- Mauricio Ochmann as El Chema
- Portrayed by: Mauricio Ochmann (2013–2017) Alberto Guerra (2018–present)
- Duration: 2013–present
- First appearance: "Dura Balacera" (2013)
- Created by: Luis Zelkowicz
- Spin-off appearances: El Chema (2016–2017)
- Alberto Guerra as El Chema (2018)

= El Chema (character) =

José María Venegas better known as El Chema is a fictional character on the Telemundo television series El Señor de los Cielos, created by Luis Zelkowicz. The role was portrayed by Mauricio Ochmann from the last episode of the first season of the series in 2013 until the end of the third season in 2015. Ochmann resumed the character in 2016, in the spin-off that produced Telemundo entitled El Chema.

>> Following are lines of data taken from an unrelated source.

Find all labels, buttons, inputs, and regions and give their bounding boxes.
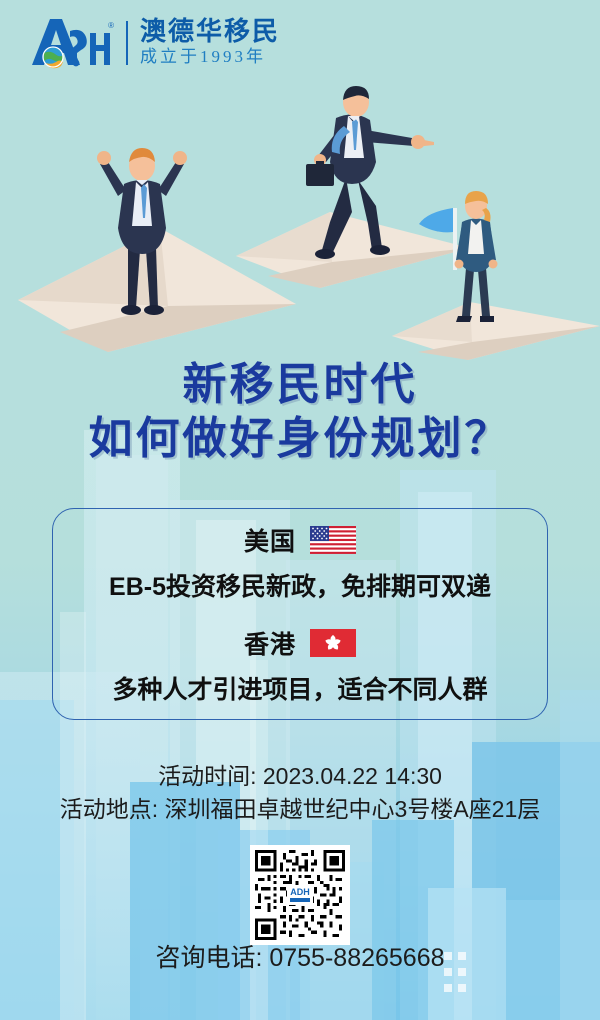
logo-divider <box>126 21 128 65</box>
globe-icon <box>43 47 63 68</box>
event-details: 活动时间: 2023.04.22 14:30 活动地点: 深圳福田卓越世纪中心3… <box>0 760 600 825</box>
qr-code[interactable]: ADH <box>250 845 350 945</box>
us-flag-icon <box>310 526 356 554</box>
paper-plane-right <box>392 302 600 360</box>
program-item-hk: 香港 <box>112 625 487 706</box>
country-name-us: 美国 <box>244 522 296 558</box>
country-row-hk: 香港 <box>112 625 487 661</box>
qr-center-logo-text: ADH <box>290 888 310 897</box>
figure-businesswoman <box>455 191 498 322</box>
country-row-us: 美国 <box>109 522 491 558</box>
page-title: 新移民时代 如何做好身份规划？ <box>0 358 600 465</box>
event-location: 活动地点: 深圳福田卓越世纪中心3号楼A座21层 <box>0 793 600 826</box>
adh-logo-svg <box>30 15 112 71</box>
qr-center-logo-bar <box>290 898 310 902</box>
qr-center-logo: ADH <box>287 885 313 905</box>
promotional-poster: ® 澳德华移民 成立于1993年 <box>0 0 600 1020</box>
event-time: 活动时间: 2023.04.22 14:30 <box>0 760 600 793</box>
registered-trademark-icon: ® <box>108 21 114 30</box>
adh-logo-mark: ® <box>30 15 112 71</box>
program-description-hk: 多种人才引进项目，适合不同人群 <box>112 670 487 706</box>
headline-line-2: 如何做好身份规划？ <box>0 412 600 466</box>
brand-name: 澳德华移民 <box>140 18 280 45</box>
country-name-hk: 香港 <box>244 625 296 661</box>
headline-line-1: 新移民时代 <box>0 358 600 412</box>
hk-flag-icon <box>310 629 356 657</box>
contact-phone: 咨询电话: 0755-88265668 <box>0 938 600 974</box>
program-item-us: 美国 <box>109 522 491 603</box>
hero-illustration-svg <box>0 60 600 360</box>
program-description-us: EB-5投资移民新政，免排期可双递 <box>109 567 491 603</box>
program-info-box: 美国 <box>52 508 548 720</box>
hero-illustration <box>0 60 600 360</box>
brand-tagline: 成立于1993年 <box>140 47 280 67</box>
brand-header: ® 澳德华移民 成立于1993年 <box>0 0 600 86</box>
brand-name-block: 澳德华移民 成立于1993年 <box>140 18 280 68</box>
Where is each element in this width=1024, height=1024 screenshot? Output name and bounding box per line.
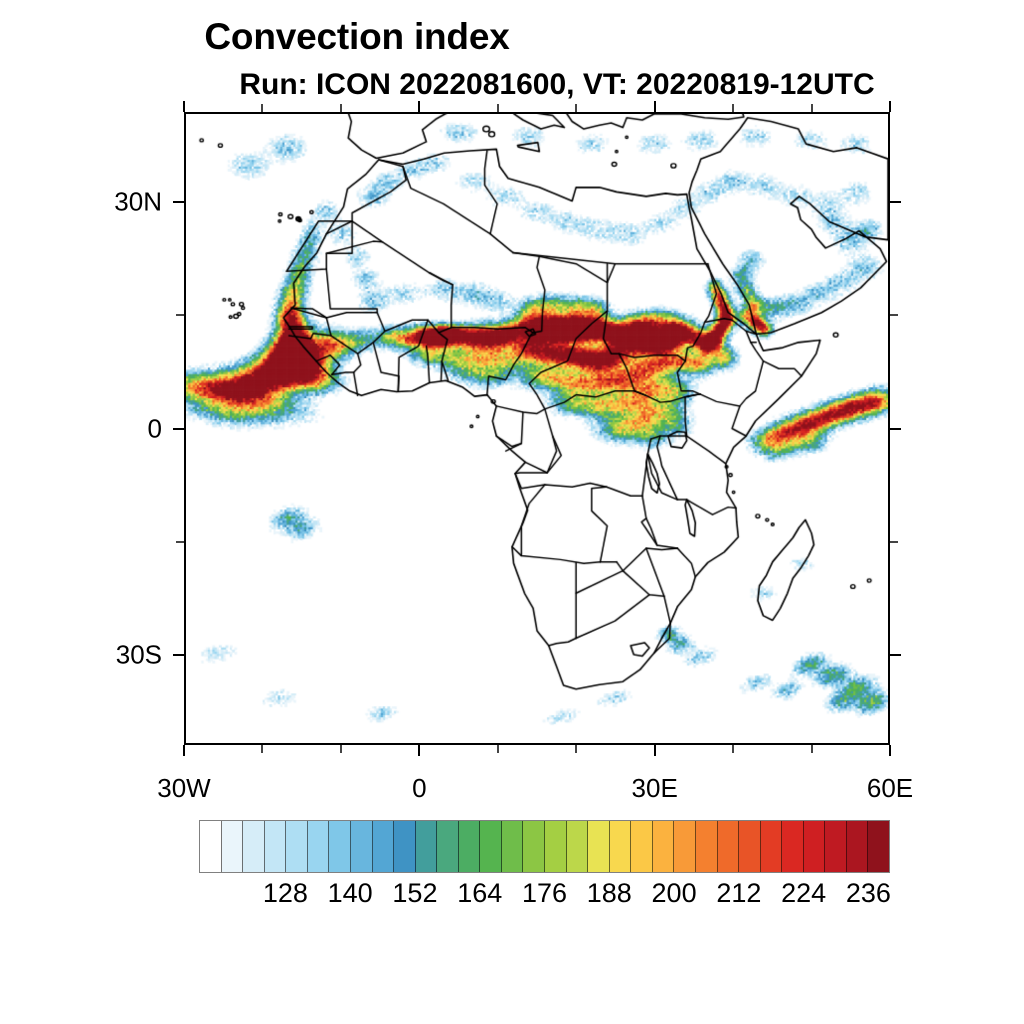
y-tick-2 bbox=[173, 428, 184, 430]
x-axis-label-0: 0 bbox=[412, 773, 426, 804]
colorbar-tick-label-200: 200 bbox=[652, 878, 697, 909]
colorbar-tick-label-188: 188 bbox=[587, 878, 632, 909]
colorbar-cell-25 bbox=[739, 821, 761, 872]
y-axis-label-30S: 30S bbox=[0, 639, 162, 670]
x-tick-2 bbox=[340, 745, 342, 753]
colorbar-tick-label-128: 128 bbox=[263, 878, 308, 909]
colorbar-cell-14 bbox=[502, 821, 524, 872]
x-tick-1 bbox=[261, 745, 263, 753]
x-tick-5 bbox=[575, 745, 577, 753]
colorbar-cell-29 bbox=[825, 821, 847, 872]
y-tick-1 bbox=[176, 314, 184, 316]
x-tick-top-1 bbox=[261, 104, 263, 112]
y-tick-right-4 bbox=[890, 654, 901, 656]
colorbar-cell-30 bbox=[847, 821, 869, 872]
colorbar-cell-13 bbox=[480, 821, 502, 872]
x-tick-4 bbox=[497, 745, 499, 753]
colorbar[interactable]: 128140152164176188200212224236 bbox=[199, 820, 890, 873]
colorbar-tick-label-176: 176 bbox=[522, 878, 567, 909]
x-tick-top-4 bbox=[497, 104, 499, 112]
colorbar-cell-8 bbox=[373, 821, 395, 872]
x-axis-label-30E: 30E bbox=[632, 773, 678, 804]
convection-index-figure: Convection index Run: ICON 2022081600, V… bbox=[0, 0, 1024, 1024]
colorbar-tick-label-140: 140 bbox=[328, 878, 373, 909]
x-tick-7 bbox=[732, 745, 734, 753]
colorbar-cell-1 bbox=[222, 821, 244, 872]
colorbar-cell-23 bbox=[696, 821, 718, 872]
x-tick-0 bbox=[183, 745, 185, 756]
colorbar-tick-label-212: 212 bbox=[716, 878, 761, 909]
colorbar-cell-24 bbox=[718, 821, 740, 872]
colorbar-cell-4 bbox=[286, 821, 308, 872]
y-axis-label-0: 0 bbox=[0, 413, 162, 444]
x-tick-top-7 bbox=[732, 104, 734, 112]
colorbar-cell-26 bbox=[761, 821, 783, 872]
x-tick-top-6 bbox=[654, 101, 656, 112]
map-plot-area[interactable] bbox=[184, 112, 890, 745]
y-tick-right-2 bbox=[890, 428, 901, 430]
colorbar-cell-12 bbox=[459, 821, 481, 872]
x-tick-top-9 bbox=[889, 101, 891, 112]
colorbar-tick-label-152: 152 bbox=[392, 878, 437, 909]
colorbar-tick-label-164: 164 bbox=[457, 878, 502, 909]
x-tick-top-3 bbox=[418, 101, 420, 112]
x-tick-top-8 bbox=[811, 104, 813, 112]
convection-index-map bbox=[186, 114, 888, 743]
x-tick-top-5 bbox=[575, 104, 577, 112]
colorbar-cell-0 bbox=[200, 821, 222, 872]
colorbar-tick-label-224: 224 bbox=[781, 878, 826, 909]
x-axis-label-30W: 30W bbox=[157, 773, 210, 804]
y-tick-3 bbox=[176, 541, 184, 543]
colorbar-cell-18 bbox=[588, 821, 610, 872]
y-tick-right-1 bbox=[890, 314, 898, 316]
y-axis-label-30N: 30N bbox=[0, 187, 162, 218]
colorbar-cell-6 bbox=[329, 821, 351, 872]
x-tick-8 bbox=[811, 745, 813, 753]
run-valid-time-text: Run: ICON 2022081600, VT: 20220819-12UTC bbox=[239, 68, 874, 102]
x-tick-9 bbox=[889, 745, 891, 756]
colorbar-cell-5 bbox=[308, 821, 330, 872]
colorbar-tick-label-236: 236 bbox=[846, 878, 891, 909]
colorbar-cell-3 bbox=[265, 821, 287, 872]
x-tick-3 bbox=[418, 745, 420, 756]
colorbar-cell-19 bbox=[610, 821, 632, 872]
y-tick-4 bbox=[173, 654, 184, 656]
colorbar-cell-17 bbox=[567, 821, 589, 872]
y-tick-0 bbox=[173, 201, 184, 203]
colorbar-cell-21 bbox=[653, 821, 675, 872]
y-tick-right-0 bbox=[890, 201, 901, 203]
page-title: Convection index bbox=[0, 16, 1024, 58]
colorbar-cell-31 bbox=[868, 821, 889, 872]
x-axis-label-60E: 60E bbox=[867, 773, 913, 804]
run-valid-time-subtitle: Run: ICON 2022081600, VT: 20220819-12UTC bbox=[0, 68, 1024, 102]
colorbar-cell-27 bbox=[782, 821, 804, 872]
colorbar-cell-11 bbox=[437, 821, 459, 872]
colorbar-cell-15 bbox=[523, 821, 545, 872]
y-tick-right-3 bbox=[890, 541, 898, 543]
x-tick-top-2 bbox=[340, 104, 342, 112]
page-title-text: Convection index bbox=[204, 16, 509, 58]
colorbar-cell-9 bbox=[394, 821, 416, 872]
colorbar-cell-7 bbox=[351, 821, 373, 872]
colorbar-cell-28 bbox=[804, 821, 826, 872]
colorbar-cells[interactable] bbox=[199, 820, 890, 873]
colorbar-cell-16 bbox=[545, 821, 567, 872]
colorbar-cell-2 bbox=[243, 821, 265, 872]
x-tick-6 bbox=[654, 745, 656, 756]
colorbar-cell-20 bbox=[631, 821, 653, 872]
colorbar-cell-22 bbox=[674, 821, 696, 872]
x-tick-top-0 bbox=[183, 101, 185, 112]
colorbar-cell-10 bbox=[416, 821, 438, 872]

After the announcement that Ochmann made about that he would not play the character again, the actor Alberto Guerra took up the character for the sixth season of El Señor de los Cielos.

==Storylines==
===Original series (2013–2018)===
====Season 1====
In season one, El Chema appears during a business that El Cabo and El Tijeras were doing with El Topo Galván.

====Season 2====
José María Venegas was born in Arizona, in a small shack while his parents were trying to cross the border. Son of an American mother and a Mexican father, not only grew marked by the influence of the two cultures, but also by the paranoia and the cunning of those who pass it crossing from one side to the other of the most watched border in the world. Over time, the legend of "Chema" was growing in a meteoric way to associate with the capos of distribution in the United States, particularly with Randy and his American white-collar cartel of lawyers and financiers, for which he operated.